As the title says, I am 7 weeks pregnant (today) and although I know to everybody experiences morning sickness/nausea etc. I am so worried there is something wrong. I have had a lot of positive tests but apart from being very tired and having a breakout of spots nothing else. Very early in the pregnancy I thought my sense of smell was very sensitive but this has gone away now. The only thing I have had is a lot of cramping, I get very painful periods and they are not as bad as those cramps but enough to stop me short and have to press my hand to my stomach to try to ease them a bit. At first I thought this was good, evidence of more bedding in, but I am worried about a missed miscarriage.
Even though it was against my better judgement we told my boyfriend's immediate family just before Christmas and this has worried me even more.
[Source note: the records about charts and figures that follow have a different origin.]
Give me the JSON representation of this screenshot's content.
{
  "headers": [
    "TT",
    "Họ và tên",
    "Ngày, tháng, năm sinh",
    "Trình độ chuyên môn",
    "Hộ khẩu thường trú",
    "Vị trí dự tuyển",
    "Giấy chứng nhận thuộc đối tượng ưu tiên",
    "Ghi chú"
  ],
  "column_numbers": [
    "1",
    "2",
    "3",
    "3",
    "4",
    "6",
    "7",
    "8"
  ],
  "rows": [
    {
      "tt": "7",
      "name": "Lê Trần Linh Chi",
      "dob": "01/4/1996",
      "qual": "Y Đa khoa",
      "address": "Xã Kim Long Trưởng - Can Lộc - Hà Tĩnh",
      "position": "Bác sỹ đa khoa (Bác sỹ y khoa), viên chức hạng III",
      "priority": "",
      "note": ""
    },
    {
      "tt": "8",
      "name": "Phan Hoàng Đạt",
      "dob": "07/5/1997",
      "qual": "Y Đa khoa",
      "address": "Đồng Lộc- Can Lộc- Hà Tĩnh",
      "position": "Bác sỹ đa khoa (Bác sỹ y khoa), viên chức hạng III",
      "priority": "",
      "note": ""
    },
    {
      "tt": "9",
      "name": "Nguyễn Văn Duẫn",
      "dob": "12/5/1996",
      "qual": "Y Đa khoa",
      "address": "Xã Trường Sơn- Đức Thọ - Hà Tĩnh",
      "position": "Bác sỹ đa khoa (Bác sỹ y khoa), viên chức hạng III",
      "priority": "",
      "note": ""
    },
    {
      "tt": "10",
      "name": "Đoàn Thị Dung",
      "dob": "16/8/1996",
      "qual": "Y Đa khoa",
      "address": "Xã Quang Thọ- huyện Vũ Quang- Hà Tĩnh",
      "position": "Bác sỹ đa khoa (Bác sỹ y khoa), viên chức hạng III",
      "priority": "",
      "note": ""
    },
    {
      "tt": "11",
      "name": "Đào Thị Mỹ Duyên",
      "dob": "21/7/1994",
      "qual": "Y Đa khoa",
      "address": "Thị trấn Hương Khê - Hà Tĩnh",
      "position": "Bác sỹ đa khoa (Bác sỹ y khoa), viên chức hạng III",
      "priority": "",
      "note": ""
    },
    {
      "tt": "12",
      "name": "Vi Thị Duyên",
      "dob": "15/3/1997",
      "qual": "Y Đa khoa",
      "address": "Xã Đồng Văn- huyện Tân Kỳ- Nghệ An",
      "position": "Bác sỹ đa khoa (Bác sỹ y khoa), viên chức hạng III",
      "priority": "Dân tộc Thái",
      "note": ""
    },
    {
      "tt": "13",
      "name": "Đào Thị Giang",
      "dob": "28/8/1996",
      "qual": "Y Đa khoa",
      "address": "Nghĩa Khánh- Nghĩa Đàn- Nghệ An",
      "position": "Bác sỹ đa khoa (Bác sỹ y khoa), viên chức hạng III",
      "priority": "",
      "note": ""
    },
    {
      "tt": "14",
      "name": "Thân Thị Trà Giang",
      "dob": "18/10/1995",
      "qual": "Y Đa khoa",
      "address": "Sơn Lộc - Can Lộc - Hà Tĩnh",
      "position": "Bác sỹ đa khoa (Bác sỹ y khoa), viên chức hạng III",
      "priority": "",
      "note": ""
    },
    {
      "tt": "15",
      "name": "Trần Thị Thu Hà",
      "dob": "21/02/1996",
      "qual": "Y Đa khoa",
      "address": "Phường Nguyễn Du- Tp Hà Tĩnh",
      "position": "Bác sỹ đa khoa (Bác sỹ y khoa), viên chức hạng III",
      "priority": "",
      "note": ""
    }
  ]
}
His mother and sister-in-law asked me about sickness and said they had had it from the get-go. I feel so panicky at the thought there is something wrong with my baby, without symptoms I feel it is stupidly optimistic to let myself believe everything is ok and I will have a good outcome at the 12 week scan.
My booking appointment is on the 7th January and I feel like a fraud going along there when I do not feel pregnant. The last test I took was a very strong positive but then I googled that tests still show positive for a while after miscarriages or missed miscarriages. I feel very alone as I have nobody in real life I can talk to about this, my boyfriend is sure everything will be ok and I don't want to worry him as he is normally a worrier.
I am sorry for waffling on, I just needed to voice my worst fears I think.